ERS receives and pays for poor advice
By Veryan Allen
Special to the Star-Bulletin
Last quarter, the Hawaii Employees' Retirement System made money, but it made less than 94 percent of its peers. However, in the last six years, how much has the portfolio value and, more importantly, the funded status grown?
Back in 1999, ERS assets were $9.7 billion and today they are just $9.6 billion, despite growing liabilities and regular capital contributions, possibly exposing Hawaii taxpayers to having to fund the over $3 billion that is unfunded, according to the most recent ERS financial report (DOWNLOAD LINK).
You cannot blame the markets. Liabilities grow no matter what stocks do.

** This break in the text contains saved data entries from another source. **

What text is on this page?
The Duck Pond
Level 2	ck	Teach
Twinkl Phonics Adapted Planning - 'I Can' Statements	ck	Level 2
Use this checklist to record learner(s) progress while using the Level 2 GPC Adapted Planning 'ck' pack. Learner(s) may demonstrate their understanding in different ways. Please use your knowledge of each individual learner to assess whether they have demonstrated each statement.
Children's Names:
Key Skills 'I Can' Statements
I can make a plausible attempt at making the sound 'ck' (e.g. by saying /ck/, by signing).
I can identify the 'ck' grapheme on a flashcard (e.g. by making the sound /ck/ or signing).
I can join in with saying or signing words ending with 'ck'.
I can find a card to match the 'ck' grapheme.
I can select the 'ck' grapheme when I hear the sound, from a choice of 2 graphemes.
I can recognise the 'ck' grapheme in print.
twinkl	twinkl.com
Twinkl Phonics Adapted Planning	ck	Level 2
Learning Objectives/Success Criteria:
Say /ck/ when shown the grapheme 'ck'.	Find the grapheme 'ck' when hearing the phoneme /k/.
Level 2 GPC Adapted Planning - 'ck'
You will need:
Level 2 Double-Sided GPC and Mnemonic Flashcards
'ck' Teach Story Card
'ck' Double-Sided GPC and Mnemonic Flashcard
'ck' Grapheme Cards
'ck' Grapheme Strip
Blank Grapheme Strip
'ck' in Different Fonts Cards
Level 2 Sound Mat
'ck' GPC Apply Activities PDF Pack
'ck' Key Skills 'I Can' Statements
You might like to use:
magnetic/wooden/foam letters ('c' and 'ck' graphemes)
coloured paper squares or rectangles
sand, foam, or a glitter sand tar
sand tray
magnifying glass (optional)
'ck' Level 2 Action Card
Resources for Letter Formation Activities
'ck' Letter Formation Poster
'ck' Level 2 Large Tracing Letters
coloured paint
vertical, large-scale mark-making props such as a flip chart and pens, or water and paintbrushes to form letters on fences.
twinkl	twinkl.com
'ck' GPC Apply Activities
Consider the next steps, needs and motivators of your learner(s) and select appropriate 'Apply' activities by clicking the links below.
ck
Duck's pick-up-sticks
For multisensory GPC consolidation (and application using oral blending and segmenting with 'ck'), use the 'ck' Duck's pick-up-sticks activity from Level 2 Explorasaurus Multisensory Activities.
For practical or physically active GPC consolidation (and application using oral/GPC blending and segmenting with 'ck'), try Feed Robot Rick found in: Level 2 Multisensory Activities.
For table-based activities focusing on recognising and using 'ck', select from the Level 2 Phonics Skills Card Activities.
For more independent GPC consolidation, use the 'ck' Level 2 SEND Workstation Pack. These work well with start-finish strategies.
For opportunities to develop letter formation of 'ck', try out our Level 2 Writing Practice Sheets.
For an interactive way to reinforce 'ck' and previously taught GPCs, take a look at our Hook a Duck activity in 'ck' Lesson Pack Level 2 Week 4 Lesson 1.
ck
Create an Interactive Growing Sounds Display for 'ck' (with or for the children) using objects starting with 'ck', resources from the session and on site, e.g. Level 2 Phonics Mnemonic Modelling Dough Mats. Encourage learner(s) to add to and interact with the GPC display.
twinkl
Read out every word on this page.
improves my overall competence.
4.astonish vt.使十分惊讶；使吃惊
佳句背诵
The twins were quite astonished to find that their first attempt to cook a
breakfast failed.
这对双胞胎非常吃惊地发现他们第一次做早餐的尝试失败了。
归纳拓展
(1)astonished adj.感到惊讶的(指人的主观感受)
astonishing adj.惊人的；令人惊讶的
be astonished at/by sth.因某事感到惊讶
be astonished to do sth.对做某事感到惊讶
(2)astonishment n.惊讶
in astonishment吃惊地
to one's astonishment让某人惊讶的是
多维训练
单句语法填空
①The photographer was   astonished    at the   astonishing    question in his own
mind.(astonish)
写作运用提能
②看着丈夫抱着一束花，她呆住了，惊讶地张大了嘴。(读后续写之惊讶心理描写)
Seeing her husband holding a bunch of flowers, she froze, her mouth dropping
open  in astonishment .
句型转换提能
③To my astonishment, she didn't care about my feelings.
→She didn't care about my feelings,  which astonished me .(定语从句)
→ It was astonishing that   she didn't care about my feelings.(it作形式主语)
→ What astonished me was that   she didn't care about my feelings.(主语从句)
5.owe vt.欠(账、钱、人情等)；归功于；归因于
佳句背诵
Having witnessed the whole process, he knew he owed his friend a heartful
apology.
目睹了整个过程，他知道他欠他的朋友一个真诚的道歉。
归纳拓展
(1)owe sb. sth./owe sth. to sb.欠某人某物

An investment consultant's job is to advise on ways to best match rising liabilities and achieve the required actuarial return.
In six years, a competently advised, properly diversified portfolio should nearly double in asset size.
ERS continues to take high risk with a long only, unhedged portfolio when it could reduce risk and properly diversify with substantial allocations to lower risk strategies and asset classes.
The ERS receives and pays for poor "advice" from a conflicted, mainland consultant that appears to lack the expertise to add value to an institutional portfolio in today's investment environment.
Are those advisory fees worth it for such dire results?
Such "advice" also misses money that could be made here in Hawaii. ERS has a fiduciary duty to benefit 100,000 local residents. All of those current and future retirees benefit from a stronger, broader local economy.
Yet, to my knowledge, ERS fails to invest in Hawaii venture capital. California, despite a more diversified economy, receives large venture capital commitments from its state pension plans; many other states invest in local entrepreneurs because of the spin-off and indirect economic effects for their plan beneficiaries.
The case for Hawaii is far stronger, with the obvious informational and due-diligence advantages of investing locally as well as the added portfolio diversification. Investing in local entrepreneurs has nothing to do with so-called social or economically targeted investing; it has everything to do with making money for your portfolio and benefiting your beneficiaries.
Unless something is done soon about obtaining quality consultant advice and properly diversifying the risks in the ERS portfolio, the probability of increasing the burden on Hawaii taxpayers remains high.
Veryan Allen is a full-time professional investor based in Honolulu.